The United States and European Union have signed a long-awaited framework agreement capping most tariffs at 15%, providing a provisional anchor to transatlantic trade relations.
The deal, announced on 21 August, outlines a uniform tariff ceiling for most EU exports to the United States, along with reciprocal liberalisation on energy, industrial goods, and agricultural products. However, it remains a limited framework rather than a binding treaty, with several sectors — including wine, spirits, and metals — still unresolved.
Under the terms, the US will apply either its standard Most-Favoured-Nation (MFN) rate or a 15% tariff on nearly all EU-originating goods, whichever is higher. The new regime enters effect from 1 September. For certain products — including aircraft components, cork, generic pharmaceuticals, and select natural resources — only existing MFN duties will apply.
Section 232 tariffs on items such as semiconductors, pharmaceuticals, and lumber will be capped at a combined 15%, including the MFN base. The US has also agreed to eliminate Section 232 duties on EU automotive exports that already meet or exceed the 15% threshold. For vehicles below that rate, a cap will apply — but only once the EU introduces complementary legislative measures. Proposals are expected by the end of August.
European Trade Commissioner Maroš Šefčovič confirmed the EU will remove tariffs on all US industrial goods and restore preferential access for seafood, dairy, processed foods, and other agricultural products — many of which had faced retaliatory barriers since 2021.

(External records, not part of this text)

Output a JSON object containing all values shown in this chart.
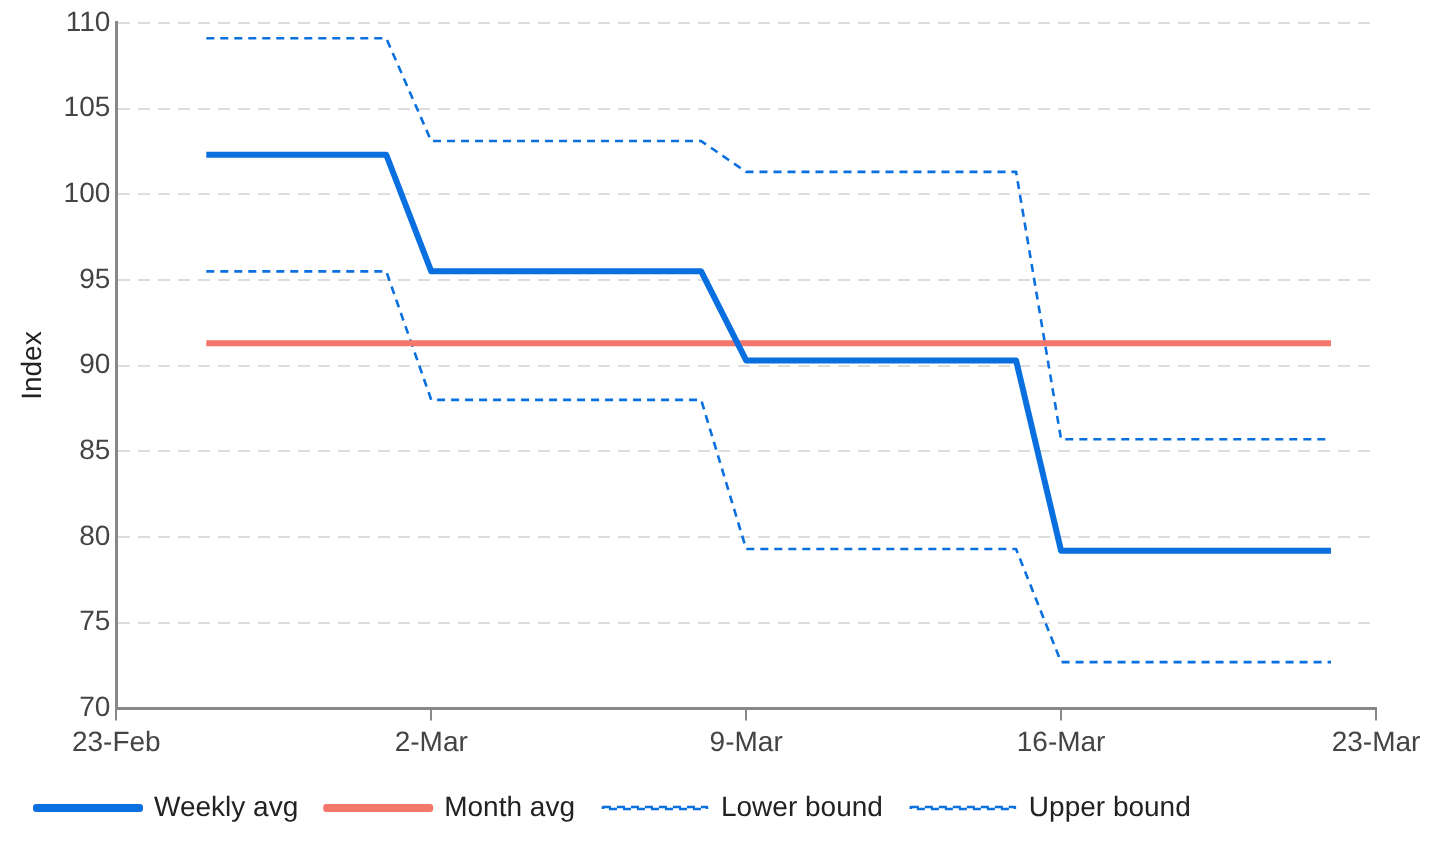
{
  "chart_data": {
    "type": "line",
    "ylabel": "Index",
    "ylim": [
      70,
      110
    ],
    "yticks": [
      70,
      75,
      80,
      85,
      90,
      95,
      100,
      105,
      110
    ],
    "xlim": [
      "--02-23",
      "--03-23"
    ],
    "xticks": [
      {
        "value": "--02-23",
        "label": "23-Feb"
      },
      {
        "value": "--03-02",
        "label": "2-Mar"
      },
      {
        "value": "--03-09",
        "label": "9-Mar"
      },
      {
        "value": "--03-16",
        "label": "16-Mar"
      },
      {
        "value": "--03-23",
        "label": "23-Mar"
      }
    ],
    "grid": "y",
    "legend": "bottom",
    "marker": "none",
    "series": [
      {
        "name": "Weekly avg",
        "color": "#0a6fdf",
        "line_style": "solid",
        "x": [
          "--02-25",
          "--03-01",
          "--03-02",
          "--03-08",
          "--03-09",
          "--03-15",
          "--03-16",
          "--03-22"
        ],
        "values": [
          102.3,
          102.3,
          95.5,
          95.5,
          90.3,
          90.3,
          79.2,
          79.2
        ]
      },
      {
        "name": "Month avg",
        "color": "#f4776b",
        "line_style": "solid",
        "x": [
          "--02-25",
          "--03-22"
        ],
        "values": [
          91.3,
          91.3
        ]
      },
      {
        "name": "Lower bound",
        "color": "#0a6fdf",
        "line_style": "dashed",
        "x": [
          "--02-25",
          "--03-01",
          "--03-02",
          "--03-08",
          "--03-09",
          "--03-15",
          "--03-16",
          "--03-22"
        ],
        "values": [
          95.5,
          95.5,
          88.0,
          88.0,
          79.3,
          79.3,
          72.7,
          72.7
        ]
      },
      {
        "name": "Upper bound",
        "color": "#0a6fdf",
        "line_style": "dashed",
        "x": [
          "--02-25",
          "--03-01",
          "--03-02",
          "--03-08",
          "--03-09",
          "--03-15",
          "--03-16",
          "--03-22"
        ],
        "values": [
          109.1,
          109.1,
          103.1,
          103.1,
          101.3,
          101.3,
          85.7,
          85.7
        ]
      }
    ]
  }
}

Energy and technology trade is also embedded in the agreement. The EU has committed to purchasing up to $750 billion USD in American liquified natural gas, oil, and nuclear products, and at least $40 billion USD in US AI chips by 2028. European companies are expected to invest a further US$600 billion in strategic sectors across the United States over the same period.
The agreement also lays the groundwork for expanded cooperation on digital trade, investment screening, critical minerals, and cybersecurity standards. The EU has suspended its retaliatory tariffs until February 2026, providing a limited window for the framework to evolve into a more permanent settlement.
Still, key trade disputes remain unresolved, and the framework — just a few pages long — lacks formal enforcement mechanisms. Analysts have noted that while the tariff ceiling provides short-term clarity, average US duties remain well above pre-2021 levels, and the inflationary impact of trade restrictions may continue to weigh on US consumers.